En 2007, le cinéaste envisage de réaliser une adaptation cinématographique des mémoires de Belfort, le scénario étant entré dans la fameuse « Black list » des meilleurs scripts jamais produits. Il est cependant récupérer par Ridley Scott en 2010, mais revient dans les mains de Scorsese en 2012. Leonardo DiCaprio est rapidement choisi pour incarner cet homme aussi agaçant que charismatique, qui trouve toutes les failles du système afin de les retourner à son avantage. L’acteur est absolument parfait dans ce rôle, carburant à une énergie démente. Il déclare. « L’ambiance sur le plateau m’a beaucoup aidé à m’immerger dans cette forme de folie qui contamine peu à peu le film. Avec Martin Scorsese, on y voyait là le moyen d’imposer une énergie, un tempo au film. ».

Une réussite totale

Indiscutablement, LE LOUP DE WALL STREET est un long-métrage osé, provoquant et décalé. Après une carrière aussi riche, Scorsese prend le risque de déplaire et de bousculer le spectateur pendant trois heures. Un véritable pari qui se transforme en comédie noire sur l’absurdité d’un système qui déjoue constamment face à des hommes comme Belfort. À moins qu’il n’en profite en retour…

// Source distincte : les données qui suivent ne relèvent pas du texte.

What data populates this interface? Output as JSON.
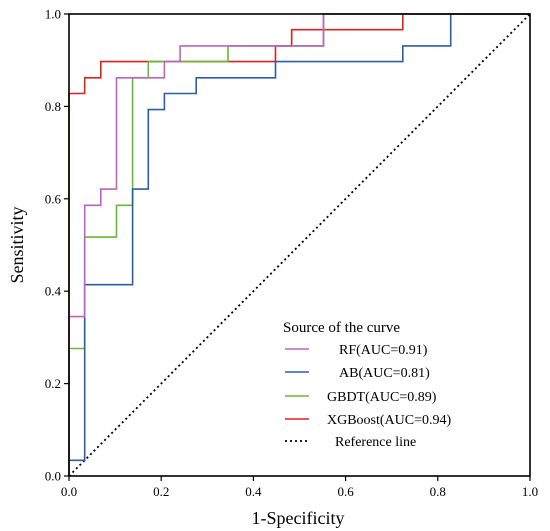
{
  "chart_data": {
    "type": "line",
    "xlabel": "1-Specificity",
    "ylabel": "Sensitivity",
    "xlim": [
      0,
      1
    ],
    "ylim": [
      0,
      1
    ],
    "x_ticks": [
      "0.0",
      "0.2",
      "0.4",
      "0.6",
      "0.8",
      "1.0"
    ],
    "y_ticks": [
      "0.0",
      "0.2",
      "0.4",
      "0.6",
      "0.8",
      "1.0"
    ],
    "grid": false,
    "legend": {
      "title": "Source of the curve",
      "position": "bottom-right"
    },
    "series": [
      {
        "name": "RF(AUC=0.91)",
        "color": "#c060c0",
        "points": [
          [
            0,
            0
          ],
          [
            0,
            0.345
          ],
          [
            0.034,
            0.345
          ],
          [
            0.034,
            0.586
          ],
          [
            0.069,
            0.586
          ],
          [
            0.069,
            0.621
          ],
          [
            0.103,
            0.621
          ],
          [
            0.103,
            0.862
          ],
          [
            0.207,
            0.862
          ],
          [
            0.207,
            0.897
          ],
          [
            0.241,
            0.897
          ],
          [
            0.241,
            0.931
          ],
          [
            0.552,
            0.931
          ],
          [
            0.552,
            1.0
          ],
          [
            1.0,
            1.0
          ]
        ]
      },
      {
        "name": "AB(AUC=0.81)",
        "color": "#2a5db0",
        "points": [
          [
            0,
            0
          ],
          [
            0,
            0.034
          ],
          [
            0.034,
            0.034
          ],
          [
            0.034,
            0.414
          ],
          [
            0.138,
            0.414
          ],
          [
            0.138,
            0.621
          ],
          [
            0.172,
            0.621
          ],
          [
            0.172,
            0.793
          ],
          [
            0.207,
            0.793
          ],
          [
            0.207,
            0.828
          ],
          [
            0.276,
            0.828
          ],
          [
            0.276,
            0.862
          ],
          [
            0.448,
            0.862
          ],
          [
            0.448,
            0.897
          ],
          [
            0.724,
            0.897
          ],
          [
            0.724,
            0.931
          ],
          [
            0.828,
            0.931
          ],
          [
            0.828,
            1.0
          ],
          [
            1.0,
            1.0
          ]
        ]
      },
      {
        "name": "GBDT(AUC=0.89)",
        "color": "#66bb33",
        "points": [
          [
            0,
            0
          ],
          [
            0,
            0.276
          ],
          [
            0.034,
            0.276
          ],
          [
            0.034,
            0.517
          ],
          [
            0.103,
            0.517
          ],
          [
            0.103,
            0.586
          ],
          [
            0.138,
            0.586
          ],
          [
            0.138,
            0.862
          ],
          [
            0.172,
            0.862
          ],
          [
            0.172,
            0.897
          ],
          [
            0.345,
            0.897
          ],
          [
            0.345,
            0.931
          ],
          [
            0.552,
            0.931
          ],
          [
            0.552,
            1.0
          ],
          [
            1.0,
            1.0
          ]
        ]
      },
      {
        "name": "XGBoost(AUC=0.94)",
        "color": "#e02020",
        "points": [
          [
            0,
            0
          ],
          [
            0,
            0.828
          ],
          [
            0.034,
            0.828
          ],
          [
            0.034,
            0.862
          ],
          [
            0.069,
            0.862
          ],
          [
            0.069,
            0.897
          ],
          [
            0.448,
            0.897
          ],
          [
            0.448,
            0.931
          ],
          [
            0.483,
            0.931
          ],
          [
            0.483,
            0.966
          ],
          [
            0.724,
            0.966
          ],
          [
            0.724,
            1.0
          ],
          [
            1.0,
            1.0
          ]
        ]
      },
      {
        "name": "Reference line",
        "color": "#000000",
        "dashed": true,
        "points": [
          [
            0,
            0
          ],
          [
            1,
            1
          ]
        ]
      }
    ]
  }
}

Le personnage incarné par Kyle Chandler représente la justice dans un contexte qui la toise de haut. Son affrontement verbal avec Leonardo DiCaprio est un petit bijou que ce dernier a beaucoup apprécié. « Jouer avec Kyle est un vrai bonheur. Il y a une vraie alchimie entre nous malgré le fait que nos personnages soient diamétralement opposés.« 

Produit pour 100 millions de dollars, LE LOUP DE WALL STREET inquiète la PARAMOUNT PICTURES sur sa rentabilité, mais fait confiance à Martin Scorsese. Ainsi, elle lui laisse une totale liberté

créatrice et autorise la durée exponentielle de trois heures. Une confiance « salvatrice » selon le cinéaste qui va exploser ses propres compteurs au box-office. La surprise est saisissante : le film rapporte 392 millions de dollars de recettes mondiales et devient le plus gros succès de la carrière du réalisateur. Il supplante ainsi son précédent métrage, SHUTTER ISLAND (294 millions en 2010). Pour DiCaprio, il se situe dans le top 5 de sa carrière, entre DJANGO UNCHAINED (425,3 millions) et ONCE UPON A TIME IN HOLLYWOOD (374,3 millions).

Ne remportant toujours pas la statuette pour son rôle (au détriment de Matthew McConaughey pour DALLAS BUYERS VLUB), DiCaprio va faire un break dans sa carrière et attendre plus de deux ans avant de revenir sur les écrans. Ce sera pour THE REVENANT qui lui vaudra, enfin, l’oscar du meilleur acteur.